Large-Scale Linear Classification: Status and Challenges¶
Chih-Jen Lin
Professor
National Taiwan University
Abstract: Many classification methods such as kernel methods or decision trees are nonlinear approaches. However, linear methods of using a simple weight vector as the model remain to be very useful for many applications.By careful feature engineering and having data in a rich dimensional space, the performance may be competitive with that of using a highly nonlinear classifier. Successful application areas include document classification and computational advertising (CTR prediction). In the first part of this talk, we give an overview of linear classification by introducing commonly used formulations. We discuss optimization techniques developed in our linear-classification package LIBLINEAR for fast training. The flexibility over kernel methods in selecting and employing optimization methods can be clearly seen in our discussion. In the second part of the talk, we select a few examples to demonstrate how linear classification is practically applied. They range from small to big data. The third part of the talk discusses issues in applying linear classification for big-data analytics.
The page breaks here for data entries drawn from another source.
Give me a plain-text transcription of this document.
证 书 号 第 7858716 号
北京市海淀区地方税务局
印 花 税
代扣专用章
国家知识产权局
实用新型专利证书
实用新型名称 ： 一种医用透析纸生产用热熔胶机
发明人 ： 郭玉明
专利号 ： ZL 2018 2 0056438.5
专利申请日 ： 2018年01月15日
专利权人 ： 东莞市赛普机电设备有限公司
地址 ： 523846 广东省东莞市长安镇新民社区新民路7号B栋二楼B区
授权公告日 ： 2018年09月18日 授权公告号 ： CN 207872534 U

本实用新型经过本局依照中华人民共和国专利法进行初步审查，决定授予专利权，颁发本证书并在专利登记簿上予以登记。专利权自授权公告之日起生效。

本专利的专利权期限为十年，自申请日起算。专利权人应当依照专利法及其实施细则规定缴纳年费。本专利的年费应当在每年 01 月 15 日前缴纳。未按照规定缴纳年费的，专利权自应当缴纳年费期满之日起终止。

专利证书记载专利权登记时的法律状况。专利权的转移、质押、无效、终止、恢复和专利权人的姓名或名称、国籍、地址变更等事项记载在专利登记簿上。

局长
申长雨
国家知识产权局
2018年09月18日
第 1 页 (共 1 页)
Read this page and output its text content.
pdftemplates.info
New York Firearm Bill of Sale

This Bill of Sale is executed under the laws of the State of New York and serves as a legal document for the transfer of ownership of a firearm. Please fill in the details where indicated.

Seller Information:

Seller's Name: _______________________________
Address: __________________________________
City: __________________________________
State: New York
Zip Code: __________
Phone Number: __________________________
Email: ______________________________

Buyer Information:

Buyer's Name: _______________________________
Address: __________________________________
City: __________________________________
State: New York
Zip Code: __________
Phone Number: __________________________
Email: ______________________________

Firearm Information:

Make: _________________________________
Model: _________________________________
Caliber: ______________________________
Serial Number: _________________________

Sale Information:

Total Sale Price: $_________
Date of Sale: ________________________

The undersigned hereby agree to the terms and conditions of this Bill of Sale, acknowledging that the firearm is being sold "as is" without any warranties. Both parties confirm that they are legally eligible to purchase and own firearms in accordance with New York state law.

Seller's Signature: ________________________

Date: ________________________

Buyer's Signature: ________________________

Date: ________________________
Bio: Chi-Jen Lin is currently a distinguished professor at the Department of Computer Science, National Taiwan University. He obtained his B.S. degree from National Taiwan University in 1993 and Ph.D. degree from University of Michigan in 1998. His major research areas include machine learning, data mining, and numerical optimization.He is best known for his work on support vector machines (SVM) for data classification. His software LIBSVM is one of the most widely used and cited SVM packages. For his research work he has received many awards, including the ACM KDD 2010 and ACM RecSys 2013 best paper awards. He is an IEEE fellow, a AAAI fellow, and an ACM distinguished scientist for his contribution to machine
learning algorithms and software design.